The contents of the book are divided into three main parts. The first concerns species cytology, life cycle, morphology of the cell wall, and recent ecology. The second part contains a well-elaborated key to identification into species and, if needed, into intraspecific level. The key is richly illustrated using instructive drawings and SEM micrographs. In these, discrimination characters are indicated by arrows. The last, most innovative part, concerns palaeoecological implications of Pediastrum species. It is based largely on original data. Subfossil coenobia are pictured on quality photomicrographs. Proportion between individual parts is balanced, subordinating one's interest to the main scope.
Due to the lack of systematic attention to the subject in the past, the present book is undoubtedly Incomplete in many respects.
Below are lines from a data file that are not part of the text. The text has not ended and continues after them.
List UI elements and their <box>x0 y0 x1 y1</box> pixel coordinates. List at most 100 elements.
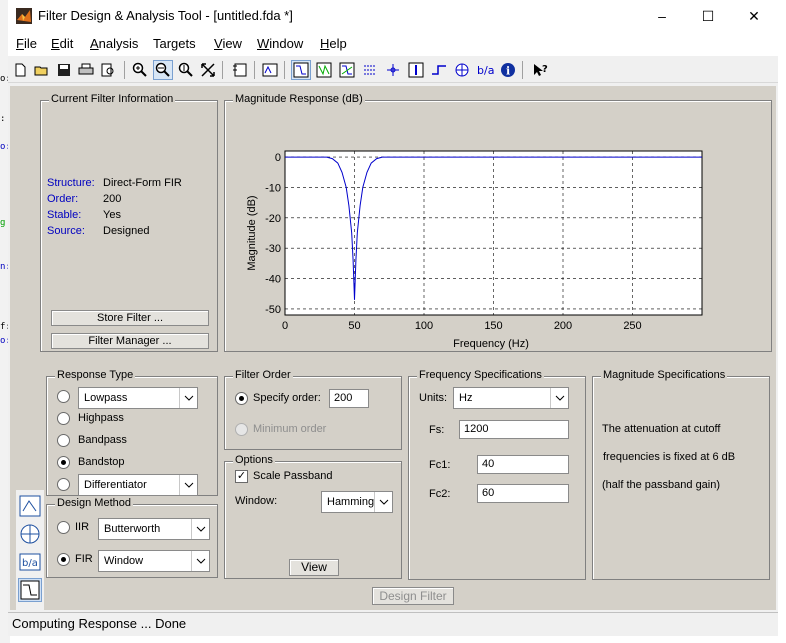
impulse-response-icon[interactable] <box>406 60 426 80</box>
title-bar: Filter Design & Analysis Tool - [untitle… <box>8 0 778 32</box>
zoom-y-icon[interactable] <box>176 60 196 80</box>
transform-filter-icon[interactable] <box>18 494 42 518</box>
y-tick-label: -30 <box>265 243 281 255</box>
close-button[interactable]: ✕ <box>732 4 776 28</box>
stable-label: Stable: <box>47 209 82 221</box>
menu-help[interactable]: Help <box>320 36 347 51</box>
magnitude-specs-title: Magnitude Specifications <box>601 369 728 381</box>
fc1-label: Fc1: <box>429 459 451 471</box>
menu-targets[interactable]: Targets <box>153 36 196 51</box>
fir-radio[interactable] <box>57 553 70 566</box>
toolbar-separator <box>254 61 255 79</box>
legend-icon[interactable] <box>230 60 250 80</box>
zoom-x-icon[interactable] <box>153 60 173 80</box>
magnitude-note-line2: frequencies is fixed at 6 dB <box>603 451 736 463</box>
magnitude-response-chart[interactable]: 0 50 100 150 200 250 0 -10 -20 -30 -40 -50 Frequency… <box>225 101 771 351</box>
units-label: Units: <box>419 392 448 404</box>
pole-zero-icon[interactable] <box>452 60 472 80</box>
maximize-button[interactable]: ☐ <box>686 4 730 28</box>
fc2-input[interactable]: 60 <box>477 484 569 503</box>
whats-this-icon[interactable]: ? <box>530 60 550 80</box>
magnitude-note-line3: (half the passband gain) <box>602 479 721 491</box>
window-combo[interactable]: Hamming <box>321 491 393 513</box>
filter-info-icon[interactable]: i <box>498 60 518 80</box>
minimum-order-radio[interactable] <box>235 423 248 436</box>
svg-text:i: i <box>506 65 510 78</box>
x-tick-label: 200 <box>554 320 572 332</box>
phase-response-icon[interactable] <box>314 60 334 80</box>
print-preview-icon[interactable] <box>98 60 118 80</box>
differentiator-radio[interactable] <box>57 478 70 491</box>
y-axis-label: Magnitude (dB) <box>246 195 258 270</box>
menu-window[interactable]: Window <box>257 36 303 51</box>
magnitude-note-line1: The attenuation at cutoff <box>602 423 721 435</box>
minimize-button[interactable]: – <box>640 4 684 28</box>
view-window-button[interactable]: View <box>289 559 339 576</box>
open-file-icon[interactable] <box>32 60 52 80</box>
x-tick-label: 250 <box>623 320 641 332</box>
bandpass-radio[interactable] <box>57 434 70 447</box>
bandstop-radio[interactable] <box>57 456 70 469</box>
magnitude-specs-panel: Magnitude Specifications The attenuation… <box>592 369 770 580</box>
source-label: Source: <box>47 225 85 237</box>
print-icon[interactable] <box>76 60 96 80</box>
new-file-icon[interactable] <box>10 60 30 80</box>
import-filter-icon[interactable]: b/a <box>18 550 42 574</box>
filter-order-title: Filter Order <box>233 369 293 381</box>
status-text: Computing Response ... Done <box>12 616 187 631</box>
filter-order-panel: Filter Order Specify order: 200 Minimum … <box>224 369 402 450</box>
units-combo[interactable]: Hz <box>453 387 569 409</box>
save-icon[interactable] <box>54 60 74 80</box>
scale-passband-checkbox[interactable]: ✓ <box>235 470 248 483</box>
magnitude-phase-icon[interactable] <box>337 60 357 80</box>
menu-edit[interactable]: Edit <box>51 36 73 51</box>
lowpass-radio[interactable] <box>57 390 70 403</box>
y-tick-label: -10 <box>265 182 281 194</box>
menu-file[interactable]: File <box>16 36 37 51</box>
iir-radio[interactable] <box>57 521 70 534</box>
filter-manager-button[interactable]: Filter Manager ... <box>51 333 209 349</box>
pole-zero-editor-icon[interactable] <box>18 522 42 546</box>
magnitude-response-icon[interactable] <box>291 60 311 80</box>
y-tick-label: -20 <box>265 213 281 225</box>
fdatool-window: Filter Design & Analysis Tool - [untitle… <box>8 0 778 636</box>
iir-method-combo[interactable]: Butterworth <box>98 518 210 540</box>
phase-delay-icon[interactable] <box>383 60 403 80</box>
frequency-specs-panel: Frequency Specifications Units: Hz Fs: 1… <box>408 369 586 580</box>
options-title: Options <box>233 454 275 466</box>
response-type-title: Response Type <box>55 369 136 381</box>
sidebar-mode-panel: b/a <box>16 490 44 612</box>
design-filter-mode-icon[interactable] <box>18 578 42 602</box>
full-view-icon[interactable] <box>198 60 218 80</box>
zoom-in-icon[interactable] <box>130 60 150 80</box>
design-method-panel: Design Method IIR Butterworth FIR Window <box>46 497 218 578</box>
specify-order-radio[interactable] <box>235 392 248 405</box>
options-panel: Options ✓ Scale Passband Window: Hamming… <box>224 454 402 579</box>
order-input[interactable]: 200 <box>329 389 369 408</box>
order-label: Order: <box>47 193 79 205</box>
chevron-down-icon <box>550 388 568 408</box>
differentiator-combo[interactable]: Differentiator <box>78 474 198 496</box>
y-tick-label: 0 <box>275 152 281 164</box>
group-delay-icon[interactable] <box>360 60 380 80</box>
design-filter-button[interactable]: Design Filter <box>372 587 454 605</box>
svg-text:b/a: b/a <box>22 558 38 569</box>
highpass-radio[interactable] <box>57 412 70 425</box>
fir-method-combo[interactable]: Window <box>98 550 210 572</box>
filter-manager-icon[interactable] <box>260 60 280 80</box>
menu-view[interactable]: View <box>214 36 242 51</box>
x-tick-label: 100 <box>415 320 433 332</box>
y-tick-label: -40 <box>265 274 281 286</box>
menu-analysis[interactable]: Analysis <box>90 36 138 51</box>
fc2-label: Fc2: <box>429 488 451 500</box>
source-value: Designed <box>103 225 150 237</box>
fc1-input[interactable]: 40 <box>477 455 569 474</box>
lowpass-combo[interactable]: Lowpass <box>78 387 198 409</box>
window-title: Filter Design & Analysis Tool - [untitle… <box>38 8 293 23</box>
step-response-icon[interactable] <box>429 60 449 80</box>
fs-input[interactable]: 1200 <box>459 420 569 439</box>
filter-coefficients-icon[interactable]: b/a <box>475 60 495 80</box>
store-filter-button[interactable]: Store Filter ... <box>51 310 209 326</box>
chevron-down-icon <box>179 475 197 495</box>
iir-label: IIR <box>75 521 90 533</box>
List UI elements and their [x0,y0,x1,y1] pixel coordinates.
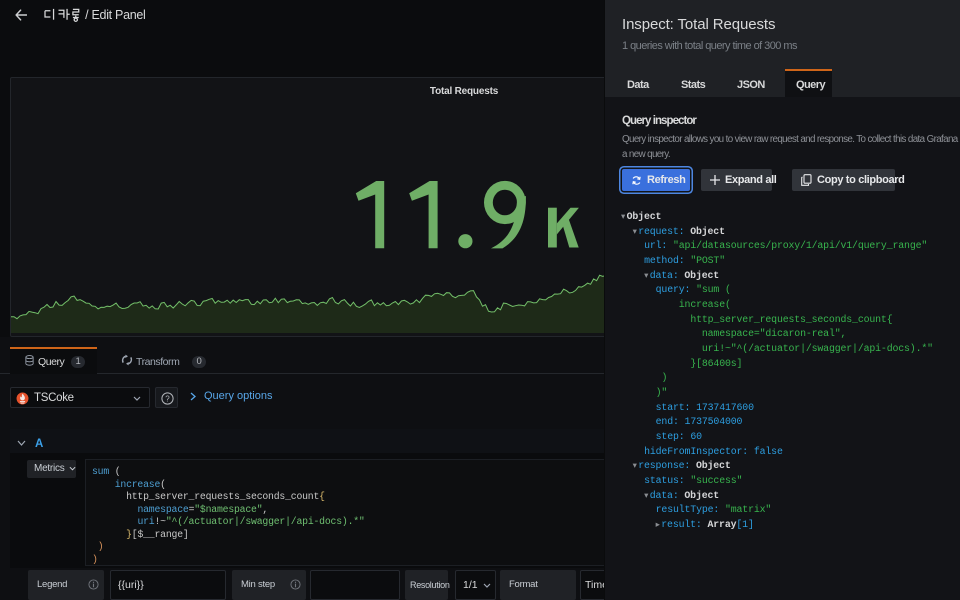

Despite this bad circumstance, it represents a solid body of up-to-date knowledge to be used by future palaeoecologists and palaeolimnologists. According to my opinion, more research is needed to evaluate the role of azonal microhabitats (seasonaly warm littoral parts of arctic water pools, hot/cold underwater springs of many lakes in different climatic situations; to put at least some examples) in reproduction of Pediastrum populations. Such azonal environments may disturb the geographic distribution patterns of the species and thus may eventually alter with palaeoclimatic reconstructions. We can only expect the raise of interest among limnologists and palaeolimnologists, to whome the book by KOMAREK & JANKOVSKA is highly stimulative.